Search code examples
pythoncudacupy

Why (x / y)[i] faster than x[i] / y[i]?


I'm new to CuPy and CUDA/GPU computing. Can someone explain why (x / y)[i] faster than x[i] / y[i]?

When taking advantage of GPU accelerated computations, are there any guidelines that would allow me to quickly determine which operation is faster? Which to avoid benchmarking every operation.

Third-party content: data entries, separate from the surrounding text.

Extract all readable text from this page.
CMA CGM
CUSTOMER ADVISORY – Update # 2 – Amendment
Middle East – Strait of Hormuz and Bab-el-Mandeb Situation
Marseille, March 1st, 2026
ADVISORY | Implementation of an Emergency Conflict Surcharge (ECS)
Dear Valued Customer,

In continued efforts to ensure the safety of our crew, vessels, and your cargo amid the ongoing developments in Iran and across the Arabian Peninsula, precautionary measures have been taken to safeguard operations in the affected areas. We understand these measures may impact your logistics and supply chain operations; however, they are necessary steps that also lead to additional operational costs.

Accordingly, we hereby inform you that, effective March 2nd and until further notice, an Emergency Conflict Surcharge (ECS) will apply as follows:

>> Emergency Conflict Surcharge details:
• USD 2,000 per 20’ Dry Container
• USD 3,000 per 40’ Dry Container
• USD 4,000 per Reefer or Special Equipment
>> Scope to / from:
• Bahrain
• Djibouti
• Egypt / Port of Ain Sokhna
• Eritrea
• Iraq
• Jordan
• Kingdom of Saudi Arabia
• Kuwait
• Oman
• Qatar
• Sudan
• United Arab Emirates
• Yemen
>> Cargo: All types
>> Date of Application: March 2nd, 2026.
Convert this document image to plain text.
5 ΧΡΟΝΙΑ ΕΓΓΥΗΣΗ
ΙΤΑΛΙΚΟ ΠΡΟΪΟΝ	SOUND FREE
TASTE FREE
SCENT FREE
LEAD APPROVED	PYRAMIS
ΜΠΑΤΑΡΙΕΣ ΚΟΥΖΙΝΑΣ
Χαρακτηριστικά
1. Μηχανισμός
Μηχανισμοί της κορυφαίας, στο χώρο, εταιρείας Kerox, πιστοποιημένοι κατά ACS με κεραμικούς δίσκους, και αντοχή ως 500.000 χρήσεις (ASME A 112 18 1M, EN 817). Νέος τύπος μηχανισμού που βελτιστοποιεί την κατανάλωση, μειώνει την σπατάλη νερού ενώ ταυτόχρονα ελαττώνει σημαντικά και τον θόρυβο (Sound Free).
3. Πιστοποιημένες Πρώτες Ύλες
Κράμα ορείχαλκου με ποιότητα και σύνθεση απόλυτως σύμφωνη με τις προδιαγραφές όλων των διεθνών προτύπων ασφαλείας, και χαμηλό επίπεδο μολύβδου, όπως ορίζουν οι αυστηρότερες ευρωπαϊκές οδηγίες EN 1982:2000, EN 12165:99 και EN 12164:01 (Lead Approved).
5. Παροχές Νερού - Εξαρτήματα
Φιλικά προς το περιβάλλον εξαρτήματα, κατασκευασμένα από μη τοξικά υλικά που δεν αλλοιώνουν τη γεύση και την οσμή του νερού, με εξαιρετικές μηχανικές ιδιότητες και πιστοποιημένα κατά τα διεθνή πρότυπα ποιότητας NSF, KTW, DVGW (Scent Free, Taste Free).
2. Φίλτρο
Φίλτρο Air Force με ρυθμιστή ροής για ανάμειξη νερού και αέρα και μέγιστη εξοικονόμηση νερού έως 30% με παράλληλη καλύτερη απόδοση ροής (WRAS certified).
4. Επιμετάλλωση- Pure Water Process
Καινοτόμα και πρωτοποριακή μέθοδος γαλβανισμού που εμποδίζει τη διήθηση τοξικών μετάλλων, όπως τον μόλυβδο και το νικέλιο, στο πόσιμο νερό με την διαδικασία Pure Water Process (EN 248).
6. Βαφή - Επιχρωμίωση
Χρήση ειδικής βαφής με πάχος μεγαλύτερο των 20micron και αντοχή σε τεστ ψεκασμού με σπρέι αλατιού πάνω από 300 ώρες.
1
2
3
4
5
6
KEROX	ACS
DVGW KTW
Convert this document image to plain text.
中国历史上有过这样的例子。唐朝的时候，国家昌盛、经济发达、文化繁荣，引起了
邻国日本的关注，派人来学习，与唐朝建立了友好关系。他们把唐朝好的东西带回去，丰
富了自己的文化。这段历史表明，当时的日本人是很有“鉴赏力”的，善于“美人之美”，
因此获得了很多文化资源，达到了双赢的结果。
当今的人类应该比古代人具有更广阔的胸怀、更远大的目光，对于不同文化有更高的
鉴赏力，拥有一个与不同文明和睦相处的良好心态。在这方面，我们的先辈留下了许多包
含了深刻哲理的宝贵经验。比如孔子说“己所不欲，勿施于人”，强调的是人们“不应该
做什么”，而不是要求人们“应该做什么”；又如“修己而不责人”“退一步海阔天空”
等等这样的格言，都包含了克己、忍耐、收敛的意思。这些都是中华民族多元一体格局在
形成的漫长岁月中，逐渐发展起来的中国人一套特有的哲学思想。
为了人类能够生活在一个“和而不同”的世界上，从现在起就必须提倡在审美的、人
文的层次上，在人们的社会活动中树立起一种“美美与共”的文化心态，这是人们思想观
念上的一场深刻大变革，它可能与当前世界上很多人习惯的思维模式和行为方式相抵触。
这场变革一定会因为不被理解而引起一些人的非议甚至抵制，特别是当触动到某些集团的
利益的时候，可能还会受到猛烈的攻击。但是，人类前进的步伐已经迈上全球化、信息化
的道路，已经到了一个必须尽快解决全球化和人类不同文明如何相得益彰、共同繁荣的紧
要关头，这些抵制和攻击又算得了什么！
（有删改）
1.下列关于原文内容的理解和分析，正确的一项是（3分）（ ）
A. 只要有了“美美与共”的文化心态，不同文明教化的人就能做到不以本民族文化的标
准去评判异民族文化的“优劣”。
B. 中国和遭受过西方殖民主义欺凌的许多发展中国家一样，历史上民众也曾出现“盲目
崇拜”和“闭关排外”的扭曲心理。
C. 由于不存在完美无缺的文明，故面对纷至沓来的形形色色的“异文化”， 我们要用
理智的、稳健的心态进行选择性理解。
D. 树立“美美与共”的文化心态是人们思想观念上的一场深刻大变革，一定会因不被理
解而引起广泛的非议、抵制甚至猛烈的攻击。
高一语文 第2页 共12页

# In VSCode Jupyter Notebook

import cupy as cp
from cupyx.profiler import benchmark

x = cp.arange(1_000_000)
y = (cp.arange(1_000_000) + 1) / 2
i = cp.random.randint(2, size=1_000_000) == 0
x, y, i

# Output:
(array([     0,      1,      2, ..., 999997, 999998, 999999], shape=(1000000,), dtype=int32),
 array([5.000000e-01, 1.000000e+00, 1.500000e+00, ..., 4.999990e+05,
        4.999995e+05, 5.000000e+05], shape=(1000000,), dtype=float64),
 array([ True, False,  True, ...,  True, False,  True], shape=(1000000,), dtype=bool))
def test1(x, y, i):
    return (x / y)[i]

def test2(x, y, i):
    return x[i] / y[i]

print(benchmark(test1, (x, y, i)))
print(benchmark(test2, (x, y, i)))

# Output:
test1: CPU: 175.164 us +/- 61.250 (min: 125.200 / max: 765.100) us  GPU-0: 186.001 us +/- 67.314 (min: 134.144 / max: 837.568) us
test2: CPU: 342.364 us +/- 130.840 (min: 223.000 / max: 1277.600) us  GPU-0: 368.133 us +/- 136.911 (min: 225.504 / max: 1297.408) us

Solution

  • The ratio of arithmetic capability to bytes retrieval capability on a GPU (at least, maybe also CPU) is generally lopsided in favor of arithmetic capability. Therefore algorithm performance can often be predicted by the the number of memory operations required. The first step in the x[i]/y[i] realization is to create x[i] and y[i], which is pure memory operations - stream compaction. Then the reduced level of arithmetic occurs. In the other realization, a higher level of arithmetic occurs first, followed by a 50% reduction in memory ops.

    A high end data center GPU - e.g. the A100, could have ~10 TF of FP64 throughput, and ~2 TB/s of memory bandwidth, so that ratio would be 5 FP64 FLOPs per byte of data read or written. For an 8-byte FP64 quantity, that is 40 FLOPs per FP64 quantity read or written. (Division requires multiple FLOPs.)

    Let's assume that the i array is composed of 50% True and 50% false. Now lets count all the steps required.

    In the x[i]/y[i] realization, we must

    • read the entire i array - 1,000,000 reads.
    • use that to read a portion of the x and y arrays, but on a GPU, you don't get to read individual elements. You read memory in chunks of 32 bytes at a time, so realistically with evenly distributed True/False distribution, you may end up reading the entire x and y arrays - 2,000,000 reads
    • stream compaction on x, y according to i
    • perform the division arithmetic - 500,000 division ops.
    • write results - 500,000 writes

    In the (x/y)[i] realization:

    • read the entire i array - 1,000,000 reads.
    • read the entire x and y arrays - 2,000,000 reads
    • perform the division arithmetic - 1,000,000 division ops.
    • stream compaction on division result according to i
    • write results - 500,000 writes

    The only difference is the positioning of the stream compaction operation(s) and the number of division operations required. Stream compaction is basically a purely memory bound activity, so the difference is in the cost of accessing memory. The first approach requires twice as much stream compaction.

    On a GPU, at least, flops are often significantly less "expensive" than reading/writing data.

    The percentage ratio of True/False in i doesn't really affect this analysis for A100. Other GPUs like T4 have a relatively low throughput for FP64 compared to FP32. T4 has a ratio of 320GB/s of memory bandwidth to ~8TF of FP32 thoughput, but only 1/8TF or 125GF of FP64 throughput. At high ratios of True to False, this won't matter, but at low ratios of True to False, for T4, its possible that the cost of division is a factor. This distinction would probably be wiped out by switching to FP32 datatype. Another way to say this could be that T4, for FP64 ops, doesn't necessarily satisfy the initial premise of my answer here: "The ratio of arithmetic capability to bytes retrieval capability on a GPU (at least, maybe also CPU) is generally lopsided in favor of arithmetic capability."